Laparoscopic IPOM repair offers several advantages in PD patients with ventral hernias. These include reduced surgical trauma, the ability to address occult hernias simultaneously, optimal adjustment and fixation of PD catheters, low rates of incision-related complications, and a low risk of hernia recurrence. Based on our findings, IPOM repair is a safe and effective option for this patient population and deserves further consideration as a preferred technique in similar clinical settings.

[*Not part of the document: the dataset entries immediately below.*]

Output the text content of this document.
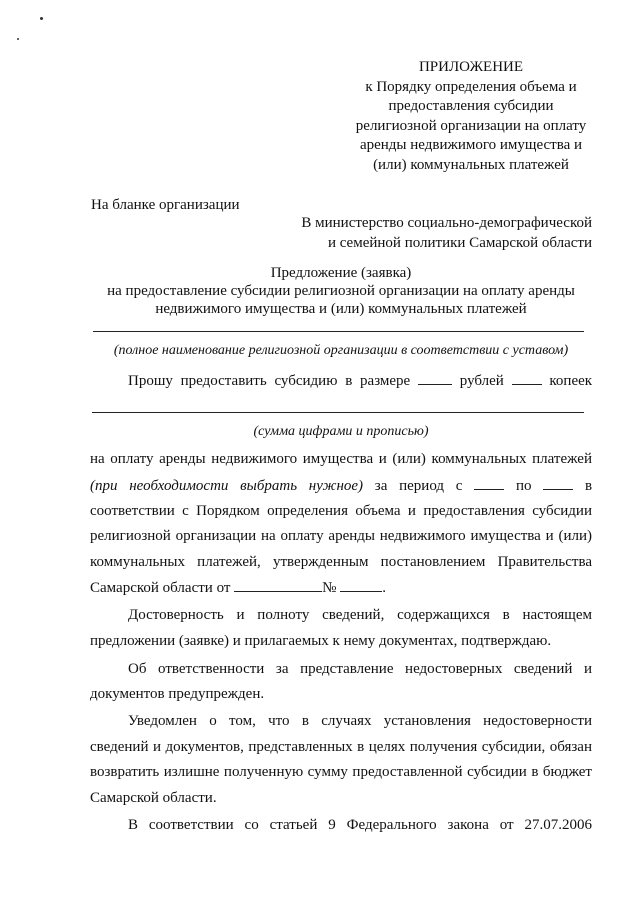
ПРИЛОЖЕНИЕ
к Порядку определения объема и
предоставления субсидии
религиозной организации на оплату
аренды недвижимого имущества и
(или) коммунальных платежей
На бланке организации
В министерство социально-демографической
и семейной политики Самарской области
Предложение (заявка)
на предоставление субсидии религиозной организации на оплату аренды
недвижимого имущества и (или) коммунальных платежей
(полное наименование религиозной организации в соответствии с уставом)
Прошу предоставить субсидию в размере	рублей	копеек
(сумма цифрами и прописью)
на оплату аренды недвижимого имущества и (или) коммунальных платежей
(при необходимости выбрать нужное) за период с	по	в
соответствии с Порядком определения объема и предоставления субсидии
религиозной организации на оплату аренды недвижимого имущества и (или)
коммунальных платежей, утвержденным постановлением Правительства
Самарской области от	№	.
Достоверность и полноту сведений, содержащихся в настоящем
предложении (заявке) и прилагаемых к нему документах, подтверждаю.
Об ответственности за представление недостоверных сведений и
документов предупрежден.
Уведомлен о том, что в случаях установления недостоверности
сведений и документов, представленных в целях получения субсидии, обязан
возвратить излишне полученную сумму предоставленной субсидии в бюджет
Самарской области.
В соответствии со статьей 9 Федерального закона от 27.07.2006
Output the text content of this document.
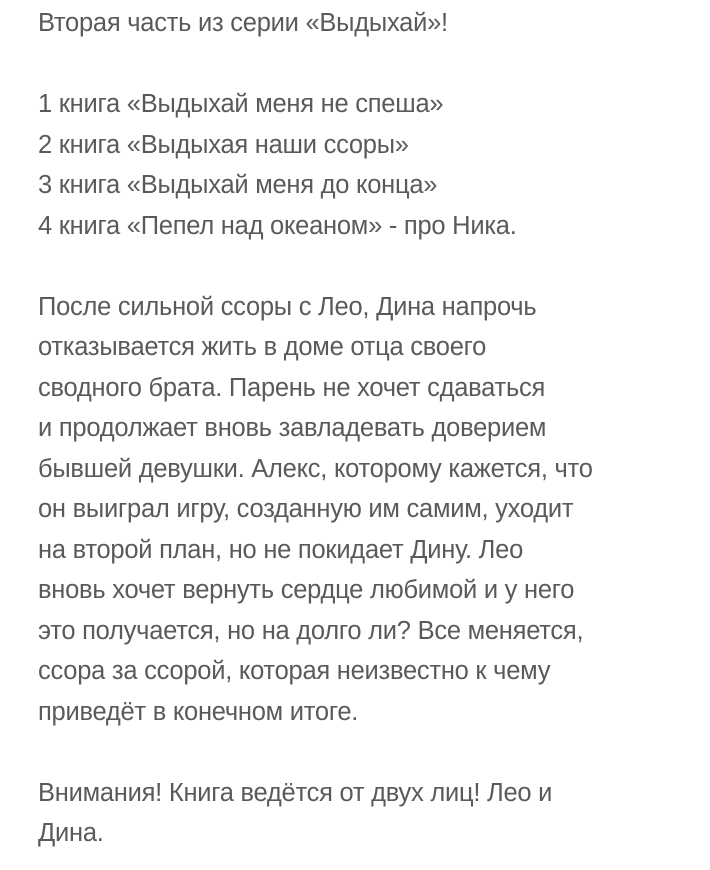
Вторая часть из серии «Выдыхай»!
1 книга «Выдыхай меня не спеша»
2 книга «Выдыхая наши ссоры»
3 книга «Выдыхай меня до конца»
4 книга «Пепел над океаном» - про Ника.
После сильной ссоры с Лео, Дина напрочь
отказывается жить в доме отца своего
сводного брата. Парень не хочет сдаваться
и продолжает вновь завладевать доверием
бывшей девушки. Алекс, которому кажется, что
он выиграл игру, созданную им самим, уходит
на второй план, но не покидает Дину. Лео
вновь хочет вернуть сердце любимой и у него
это получается, но на долго ли? Все меняется,
ссора за ссорой, которая неизвестно к чему
приведёт в конечном итоге.
Внимания! Книга ведётся от двух лиц! Лео и
Дина.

The current study is limited by its retrospective design, small cohort size, and lack of a control group. To validate these findings and establish evidence-based guidelines, prospective studies with larger sample sizes, longer follow-up periods, and comparative analysis against other surgical techniques are needed.
Conclusions
Despite study limitations, our data provide valuable insights into the feasibility and safety of laparoscopic IPOM repair with simultaneous PD catheter placement. These results challenge the long-standing belief that intra-peritoneal mesh placement is contraindicated in patients undergoing PD. With advancements in prosthetic materials and minimally invasive surgical techniques, this approach has the potential to become a standard practice for managing ventral hernias in PD patients. A well-designed, randomized controlled trial would help solidify these preliminary findings and pave the way for broader adoption of this technique.